Meena poured herself more wine and paused to listen to the water, crashing both wild and controlled on the other side of the fence, giving Lucky a chance to catch up before continuing.
“The men who took power, they took away access to healing and control over one’s own circumstances—they denounced anyone capable of magic or medicine. Because, if the people believed in magic, something that cannot—by its very nature—be commoditized, they couldn’t get people to buy in to their system.
“They started shutting down the communal lands, the places where people worked and harvested together and made sure everyone ate. Once those lands were all private, people became vulnerable, especially women. Especially people who didn’t have husbands—widows, queer women, nonbinary folks . . . They were ostracized, and many were reduced to begging for the charity of others, which is probably where the image of the old hag began.”
“So this all comes back to finances?” Lucky thought it might be too simple an answer, but Meena nodded.
Lettie piped up. “Baby, what doesn’t?”
Meena continued. “The women are largely the ones who carried stories. And stories are the collective remembering of the people. In a time when the state wanted people to change and leave behind their old ways, stories were poison. Every witch burned at the stake meant hundreds of stories in the smoke.
“During the Reformation, when the Catholic Church was challenged by new powers, witchcraft hysteria grew. They needed to prove themselves. Ironically, it was the very same Church that could provide the remedy, keep you safe, and have your back against the ultimate evil.

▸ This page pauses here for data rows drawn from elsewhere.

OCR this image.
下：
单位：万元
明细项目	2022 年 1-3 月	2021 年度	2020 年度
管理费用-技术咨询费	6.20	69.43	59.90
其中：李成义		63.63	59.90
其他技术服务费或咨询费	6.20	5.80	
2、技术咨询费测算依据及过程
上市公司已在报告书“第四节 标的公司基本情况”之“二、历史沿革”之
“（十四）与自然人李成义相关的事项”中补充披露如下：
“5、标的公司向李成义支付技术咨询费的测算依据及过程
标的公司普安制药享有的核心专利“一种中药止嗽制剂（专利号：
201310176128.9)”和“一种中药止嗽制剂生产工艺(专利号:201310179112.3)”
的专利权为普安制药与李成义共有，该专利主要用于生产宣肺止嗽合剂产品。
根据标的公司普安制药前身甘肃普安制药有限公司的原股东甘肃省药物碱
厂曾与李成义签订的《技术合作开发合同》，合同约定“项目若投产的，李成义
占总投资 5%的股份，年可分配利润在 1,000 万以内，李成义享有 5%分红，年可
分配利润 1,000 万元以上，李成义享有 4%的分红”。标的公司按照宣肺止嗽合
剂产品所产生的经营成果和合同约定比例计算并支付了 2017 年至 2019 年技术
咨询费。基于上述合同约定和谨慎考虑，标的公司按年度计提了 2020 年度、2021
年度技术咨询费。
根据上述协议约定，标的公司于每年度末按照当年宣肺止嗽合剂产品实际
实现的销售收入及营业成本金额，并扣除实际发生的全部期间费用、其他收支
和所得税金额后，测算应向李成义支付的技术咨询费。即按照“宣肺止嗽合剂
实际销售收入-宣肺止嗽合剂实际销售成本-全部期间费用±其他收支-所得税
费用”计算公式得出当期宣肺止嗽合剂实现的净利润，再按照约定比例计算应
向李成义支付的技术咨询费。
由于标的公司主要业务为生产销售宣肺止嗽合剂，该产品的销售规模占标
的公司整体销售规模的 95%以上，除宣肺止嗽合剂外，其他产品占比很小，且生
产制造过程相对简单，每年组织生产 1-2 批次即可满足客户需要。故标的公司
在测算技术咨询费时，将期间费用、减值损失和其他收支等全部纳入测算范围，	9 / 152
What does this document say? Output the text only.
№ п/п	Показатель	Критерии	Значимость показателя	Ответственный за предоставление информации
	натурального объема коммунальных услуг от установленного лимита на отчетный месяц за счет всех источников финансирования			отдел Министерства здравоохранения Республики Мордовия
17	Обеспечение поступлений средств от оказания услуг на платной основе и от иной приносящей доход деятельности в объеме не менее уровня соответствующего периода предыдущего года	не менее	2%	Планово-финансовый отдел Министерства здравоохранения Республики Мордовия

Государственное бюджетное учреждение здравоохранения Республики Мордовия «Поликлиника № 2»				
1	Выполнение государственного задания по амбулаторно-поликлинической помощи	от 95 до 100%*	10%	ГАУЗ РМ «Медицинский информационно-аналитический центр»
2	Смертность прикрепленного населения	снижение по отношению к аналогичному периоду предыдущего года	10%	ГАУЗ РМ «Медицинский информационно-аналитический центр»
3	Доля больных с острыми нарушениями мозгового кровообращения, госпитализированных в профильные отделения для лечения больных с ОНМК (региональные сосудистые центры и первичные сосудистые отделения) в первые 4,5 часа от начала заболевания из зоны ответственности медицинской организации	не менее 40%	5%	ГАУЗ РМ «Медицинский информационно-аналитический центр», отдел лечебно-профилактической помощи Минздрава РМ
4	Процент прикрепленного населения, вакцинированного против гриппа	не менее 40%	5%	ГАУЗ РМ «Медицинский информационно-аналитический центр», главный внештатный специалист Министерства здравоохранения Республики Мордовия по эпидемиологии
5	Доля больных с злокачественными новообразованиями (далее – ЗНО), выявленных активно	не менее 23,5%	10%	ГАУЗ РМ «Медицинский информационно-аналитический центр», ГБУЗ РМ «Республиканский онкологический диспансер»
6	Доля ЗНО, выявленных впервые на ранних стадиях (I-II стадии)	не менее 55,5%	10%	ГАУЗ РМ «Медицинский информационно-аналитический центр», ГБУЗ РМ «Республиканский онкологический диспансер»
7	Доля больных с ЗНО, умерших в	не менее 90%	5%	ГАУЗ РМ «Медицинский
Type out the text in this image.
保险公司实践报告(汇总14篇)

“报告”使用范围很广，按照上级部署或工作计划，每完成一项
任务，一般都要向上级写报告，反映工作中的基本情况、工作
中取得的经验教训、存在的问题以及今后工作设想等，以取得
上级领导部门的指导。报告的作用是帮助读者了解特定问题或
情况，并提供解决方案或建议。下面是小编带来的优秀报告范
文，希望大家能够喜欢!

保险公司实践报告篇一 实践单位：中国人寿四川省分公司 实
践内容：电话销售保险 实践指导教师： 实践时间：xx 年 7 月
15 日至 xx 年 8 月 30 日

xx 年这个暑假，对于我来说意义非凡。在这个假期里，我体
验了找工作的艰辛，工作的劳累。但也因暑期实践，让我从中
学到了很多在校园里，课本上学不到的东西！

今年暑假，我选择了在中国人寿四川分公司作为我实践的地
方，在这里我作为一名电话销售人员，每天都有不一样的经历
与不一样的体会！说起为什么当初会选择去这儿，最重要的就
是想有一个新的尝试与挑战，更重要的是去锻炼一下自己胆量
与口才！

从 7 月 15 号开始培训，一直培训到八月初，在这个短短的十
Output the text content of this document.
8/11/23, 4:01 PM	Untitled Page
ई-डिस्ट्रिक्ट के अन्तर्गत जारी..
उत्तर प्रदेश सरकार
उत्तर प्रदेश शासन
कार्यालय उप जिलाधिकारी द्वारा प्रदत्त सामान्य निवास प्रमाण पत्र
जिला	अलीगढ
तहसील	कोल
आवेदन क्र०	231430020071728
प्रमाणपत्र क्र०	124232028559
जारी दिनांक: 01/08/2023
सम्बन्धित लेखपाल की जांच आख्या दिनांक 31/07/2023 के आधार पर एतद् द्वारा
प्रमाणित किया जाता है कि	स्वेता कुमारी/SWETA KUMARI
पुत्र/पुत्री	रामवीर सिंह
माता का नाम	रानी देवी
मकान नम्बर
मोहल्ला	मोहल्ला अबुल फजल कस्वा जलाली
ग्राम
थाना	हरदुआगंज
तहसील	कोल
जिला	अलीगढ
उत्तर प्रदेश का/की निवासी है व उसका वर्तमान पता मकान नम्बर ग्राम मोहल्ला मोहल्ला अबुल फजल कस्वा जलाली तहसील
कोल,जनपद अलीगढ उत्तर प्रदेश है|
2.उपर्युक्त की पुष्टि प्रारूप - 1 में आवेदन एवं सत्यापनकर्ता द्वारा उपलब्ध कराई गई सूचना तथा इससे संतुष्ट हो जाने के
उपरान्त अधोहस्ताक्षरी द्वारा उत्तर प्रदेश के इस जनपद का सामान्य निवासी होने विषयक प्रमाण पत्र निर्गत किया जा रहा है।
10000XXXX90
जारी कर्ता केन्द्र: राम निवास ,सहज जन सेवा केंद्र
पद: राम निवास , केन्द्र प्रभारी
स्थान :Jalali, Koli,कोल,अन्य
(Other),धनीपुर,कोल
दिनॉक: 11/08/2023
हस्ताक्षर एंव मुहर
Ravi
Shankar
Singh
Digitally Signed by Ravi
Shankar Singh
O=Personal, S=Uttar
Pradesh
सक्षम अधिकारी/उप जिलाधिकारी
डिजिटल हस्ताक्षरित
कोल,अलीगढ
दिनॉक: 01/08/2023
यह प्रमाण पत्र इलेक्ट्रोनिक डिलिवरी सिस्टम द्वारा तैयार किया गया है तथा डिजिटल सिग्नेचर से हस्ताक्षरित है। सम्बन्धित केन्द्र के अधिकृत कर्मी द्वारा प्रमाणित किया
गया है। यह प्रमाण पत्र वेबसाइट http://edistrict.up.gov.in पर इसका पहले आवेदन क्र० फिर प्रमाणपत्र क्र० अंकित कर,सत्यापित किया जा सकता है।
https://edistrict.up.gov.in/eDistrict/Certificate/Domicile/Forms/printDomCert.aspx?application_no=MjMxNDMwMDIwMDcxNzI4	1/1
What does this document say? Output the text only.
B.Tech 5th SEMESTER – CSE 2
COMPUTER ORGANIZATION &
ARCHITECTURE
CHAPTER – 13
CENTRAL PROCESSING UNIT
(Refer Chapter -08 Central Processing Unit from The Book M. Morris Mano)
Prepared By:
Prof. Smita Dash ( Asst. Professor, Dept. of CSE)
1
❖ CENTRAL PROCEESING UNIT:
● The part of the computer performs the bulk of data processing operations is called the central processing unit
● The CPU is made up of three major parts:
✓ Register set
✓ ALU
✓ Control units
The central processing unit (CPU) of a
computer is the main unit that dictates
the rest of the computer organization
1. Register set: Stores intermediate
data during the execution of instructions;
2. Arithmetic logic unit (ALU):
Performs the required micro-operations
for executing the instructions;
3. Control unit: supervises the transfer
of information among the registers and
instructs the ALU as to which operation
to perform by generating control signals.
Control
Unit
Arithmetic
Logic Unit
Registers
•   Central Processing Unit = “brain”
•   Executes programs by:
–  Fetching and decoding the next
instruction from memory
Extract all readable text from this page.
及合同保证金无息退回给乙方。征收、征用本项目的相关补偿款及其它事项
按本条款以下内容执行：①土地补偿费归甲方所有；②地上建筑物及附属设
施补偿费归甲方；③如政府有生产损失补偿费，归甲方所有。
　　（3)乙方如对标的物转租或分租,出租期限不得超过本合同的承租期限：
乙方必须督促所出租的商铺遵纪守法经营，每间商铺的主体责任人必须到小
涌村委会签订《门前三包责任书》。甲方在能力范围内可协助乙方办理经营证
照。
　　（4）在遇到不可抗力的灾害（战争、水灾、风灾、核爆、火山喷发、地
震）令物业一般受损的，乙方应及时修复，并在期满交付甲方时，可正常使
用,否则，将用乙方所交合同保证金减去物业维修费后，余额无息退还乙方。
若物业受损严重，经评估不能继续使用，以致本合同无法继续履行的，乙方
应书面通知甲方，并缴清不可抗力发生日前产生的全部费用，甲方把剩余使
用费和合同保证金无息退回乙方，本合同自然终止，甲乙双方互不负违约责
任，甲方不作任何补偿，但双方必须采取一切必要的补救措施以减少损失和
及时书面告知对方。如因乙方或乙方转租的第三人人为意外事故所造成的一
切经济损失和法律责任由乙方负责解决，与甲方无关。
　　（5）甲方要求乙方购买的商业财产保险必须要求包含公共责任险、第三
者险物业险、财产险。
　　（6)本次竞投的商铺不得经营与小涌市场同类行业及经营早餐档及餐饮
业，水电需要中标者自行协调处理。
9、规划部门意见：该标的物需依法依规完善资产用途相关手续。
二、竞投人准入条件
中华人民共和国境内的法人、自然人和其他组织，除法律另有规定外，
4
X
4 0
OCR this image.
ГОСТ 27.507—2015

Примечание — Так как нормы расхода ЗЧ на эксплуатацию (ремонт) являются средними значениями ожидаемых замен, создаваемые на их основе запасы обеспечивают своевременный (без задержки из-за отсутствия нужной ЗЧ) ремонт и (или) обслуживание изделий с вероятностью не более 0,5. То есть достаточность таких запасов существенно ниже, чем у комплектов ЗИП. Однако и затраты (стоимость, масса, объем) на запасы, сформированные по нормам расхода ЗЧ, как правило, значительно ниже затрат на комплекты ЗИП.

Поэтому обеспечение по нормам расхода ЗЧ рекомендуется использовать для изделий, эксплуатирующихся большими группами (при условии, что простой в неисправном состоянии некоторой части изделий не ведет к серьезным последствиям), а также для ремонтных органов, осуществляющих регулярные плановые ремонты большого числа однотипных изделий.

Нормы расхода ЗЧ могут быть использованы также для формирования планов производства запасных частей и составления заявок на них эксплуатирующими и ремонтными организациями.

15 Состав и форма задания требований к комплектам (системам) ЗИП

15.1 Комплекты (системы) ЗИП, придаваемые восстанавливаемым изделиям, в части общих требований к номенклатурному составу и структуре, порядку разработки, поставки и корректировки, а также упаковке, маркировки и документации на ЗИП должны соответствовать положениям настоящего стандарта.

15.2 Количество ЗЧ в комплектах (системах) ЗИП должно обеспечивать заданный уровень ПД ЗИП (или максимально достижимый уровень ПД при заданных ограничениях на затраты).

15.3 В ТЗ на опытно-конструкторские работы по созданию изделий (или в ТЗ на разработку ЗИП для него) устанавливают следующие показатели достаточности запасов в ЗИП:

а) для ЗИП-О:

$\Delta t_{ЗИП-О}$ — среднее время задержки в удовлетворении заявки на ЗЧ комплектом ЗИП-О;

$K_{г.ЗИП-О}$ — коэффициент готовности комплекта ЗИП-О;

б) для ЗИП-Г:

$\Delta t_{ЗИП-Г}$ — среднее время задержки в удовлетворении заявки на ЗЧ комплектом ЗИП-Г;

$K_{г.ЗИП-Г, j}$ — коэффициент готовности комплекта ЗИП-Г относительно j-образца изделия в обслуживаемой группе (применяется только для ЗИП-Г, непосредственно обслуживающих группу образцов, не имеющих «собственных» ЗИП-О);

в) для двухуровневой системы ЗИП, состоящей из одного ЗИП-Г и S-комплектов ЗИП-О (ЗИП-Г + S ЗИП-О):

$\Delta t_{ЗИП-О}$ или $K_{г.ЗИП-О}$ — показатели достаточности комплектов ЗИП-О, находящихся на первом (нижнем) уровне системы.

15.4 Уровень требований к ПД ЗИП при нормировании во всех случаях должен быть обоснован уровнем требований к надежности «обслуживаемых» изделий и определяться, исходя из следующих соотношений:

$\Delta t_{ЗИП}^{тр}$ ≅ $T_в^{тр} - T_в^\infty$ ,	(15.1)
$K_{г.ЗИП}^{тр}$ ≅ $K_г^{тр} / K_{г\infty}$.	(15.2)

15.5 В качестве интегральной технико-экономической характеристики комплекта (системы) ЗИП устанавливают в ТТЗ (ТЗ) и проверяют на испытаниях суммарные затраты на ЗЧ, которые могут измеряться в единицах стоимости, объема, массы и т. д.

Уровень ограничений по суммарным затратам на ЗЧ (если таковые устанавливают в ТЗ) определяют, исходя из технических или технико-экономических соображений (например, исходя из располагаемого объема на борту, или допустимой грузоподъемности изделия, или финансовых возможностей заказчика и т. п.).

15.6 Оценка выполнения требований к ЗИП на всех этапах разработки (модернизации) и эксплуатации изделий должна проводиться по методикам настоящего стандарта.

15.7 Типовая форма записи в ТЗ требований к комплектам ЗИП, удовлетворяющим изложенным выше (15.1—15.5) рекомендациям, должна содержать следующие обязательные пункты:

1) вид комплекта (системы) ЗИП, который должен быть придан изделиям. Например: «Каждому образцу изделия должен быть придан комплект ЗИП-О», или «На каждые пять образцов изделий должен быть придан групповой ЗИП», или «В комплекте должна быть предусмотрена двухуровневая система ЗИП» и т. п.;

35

It was the perfect PR stunt. It was the beginning of something truly horrible.”
“But I still don’t understand. What do the spoons have to do with all this?” Lucky interjected.
Meena smiled. “These spoons were imbedded with a kind of siren call, to bring us together. They were enchanted by a Salem witch named Sarah Mansford, who knew there would be a moment when a powerful coven could be brought together that could finally light the match after so many years of slumber. She saw us coming. And she found a way to reach out to us.”
“With spoons?” Lucky couldn’t keep the doubt out of her voice.
“With the very spoons made to celebrate our demise, created on the anniversary of the Salem witch trials.”
Just then, a faraway yell broke through the night.